Читаем Гибель гигантов полностью

— И крестьян, которые не желают сдавать зерно, — сказал Григорий. Ему было тяжело мириться с этой жестокой необходимостью. — Но я знаю крестьян: мой отец тоже был крестьянином. Для них самое главное — земля. Многие из них в революцию отхватили здоровые участки и хотят их удержать, что бы ни случилось.

— И что?

— Колчак заявил, что земельная реформа должна основываться на принципе частной собственности.

— И это значит, что крестьянам придется расстаться с полями, которые они отобрали у помещиков.

— Я бы предложил распечатать эту его листовку и вывесить у каждой церкви. После этого, что бы ни делали наши солдаты, крестьяне будут за нас, не за белых.

— Действуй, — сказал Троцкий.

— И еще одно. Объявите амнистию дезертирам. На семь дней: кто вернется в строй в этот срок — избежит наказания. Вряд ли начнется массовое дезертирство, ведь это всего на неделю. А вот привлечь к нам народ это может, особенно когда они поймут, что белые хотят отнять у них землю.

— Ну, давай попробуем.

Вошел ординарец и отдал честь.

— Поступило странное сообщение, товарищ Пешков, и я подумал, вас это заинтересует.

— Говорите.

— Это касается одного из взятых в плен в Бугуруслане. Он был в армии Колчака, но форма на нем американская.

— У белых воюют солдаты со всего света. И это естественно: империалисты поддерживают контрреволюцию.

— Товарищ Пешков, дело не в этом.

— Так в чем?

— Он утверждает, что он ваш брат.

III

Платформа была длинная, а утренний туман так сгустился, что Григорий не видел дальнего конца поезда. Наверняка тут какая-то ошибка, думал он; путаница с именами или переводом. Но сердце билось все сильнее, а нервы были напряжены до звона в ушах. Он не видел брата почти пять лет, и ему часто приходило в голову, что Левка, возможно, давно уже мертв.

Он шел медленно, вглядываясь в клубящуюся мглу. Если это действительно Левка, он должен был сильно измениться. Григорий за эти пять лет потерял передний зуб и пол-уха, да еще морщины, и выражение лица… А как мог измениться Левка?

Через несколько секунд из тумана появились две фигуры: русский солдат в изодранной форме и самодельных башмаках, а рядом — человек, выглядевший как американец.
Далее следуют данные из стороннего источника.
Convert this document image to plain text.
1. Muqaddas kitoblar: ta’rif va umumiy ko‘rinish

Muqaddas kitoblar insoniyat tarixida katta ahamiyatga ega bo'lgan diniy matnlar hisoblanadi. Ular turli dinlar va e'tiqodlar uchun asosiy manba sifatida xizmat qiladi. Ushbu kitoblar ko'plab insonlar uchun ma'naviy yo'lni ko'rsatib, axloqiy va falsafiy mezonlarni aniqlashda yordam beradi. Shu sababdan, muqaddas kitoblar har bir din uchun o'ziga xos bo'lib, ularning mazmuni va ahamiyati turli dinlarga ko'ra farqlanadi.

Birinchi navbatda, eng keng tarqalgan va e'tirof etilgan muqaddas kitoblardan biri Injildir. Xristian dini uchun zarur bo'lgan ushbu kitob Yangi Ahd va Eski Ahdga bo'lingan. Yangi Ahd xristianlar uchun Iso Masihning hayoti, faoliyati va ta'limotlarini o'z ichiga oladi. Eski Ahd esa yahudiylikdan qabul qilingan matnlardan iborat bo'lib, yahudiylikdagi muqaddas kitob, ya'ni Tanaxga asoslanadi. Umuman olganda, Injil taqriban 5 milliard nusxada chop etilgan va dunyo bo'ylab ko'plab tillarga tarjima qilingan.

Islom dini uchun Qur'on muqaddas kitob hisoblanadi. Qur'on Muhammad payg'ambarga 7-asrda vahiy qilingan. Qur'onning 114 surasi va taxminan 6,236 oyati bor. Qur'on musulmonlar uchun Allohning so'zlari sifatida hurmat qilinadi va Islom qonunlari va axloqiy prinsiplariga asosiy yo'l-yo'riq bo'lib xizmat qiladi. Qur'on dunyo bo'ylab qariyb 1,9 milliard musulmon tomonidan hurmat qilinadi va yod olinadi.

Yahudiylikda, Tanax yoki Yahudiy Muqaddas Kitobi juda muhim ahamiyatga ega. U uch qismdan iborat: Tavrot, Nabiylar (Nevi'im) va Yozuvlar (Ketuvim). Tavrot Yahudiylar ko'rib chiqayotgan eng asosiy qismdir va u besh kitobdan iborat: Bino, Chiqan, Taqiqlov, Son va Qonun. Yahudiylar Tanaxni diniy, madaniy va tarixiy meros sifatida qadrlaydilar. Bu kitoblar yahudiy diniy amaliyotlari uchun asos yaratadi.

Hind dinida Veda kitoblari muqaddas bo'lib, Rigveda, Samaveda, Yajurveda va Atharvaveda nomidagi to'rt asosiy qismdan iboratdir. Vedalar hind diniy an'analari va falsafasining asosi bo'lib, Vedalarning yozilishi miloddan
Неужели Левка? У него была короткая стрижка, безусое лицо. Он имел цветущий вид благополучного американского солдата в новенькой красивой форме. Это офицерская форма, отметил Григорий. Им овладело чувство нереальности происходящего. Неужели его брат стал американским офицером?

Пленный смотрел на него во все глаза, и, подойдя ближе, Григорий увидел, что так и есть, это его брат. Он действительно изменился, и дело было не только в сытом и цветущем виде. Он по-другому стоял, у него было другое выражение лица, а главное — другой взгляд. В нем больше не было подростковой самонадеянности, теперь он смотрел настороженно. Он возмужал.

К тому моменту, когда они приблизились на расстояние рукопожатия, Григорий вспомнил обо всех Левкиных прегрешениях, и с его губ было готово сорваться множество обвинений; но он ничего не сказал и только молча раскрыл объятия. Они соприкоснулись щеками, похлопали друг друга по спине и снова обнялись, и Григорий вдруг обнаружил, что плачет.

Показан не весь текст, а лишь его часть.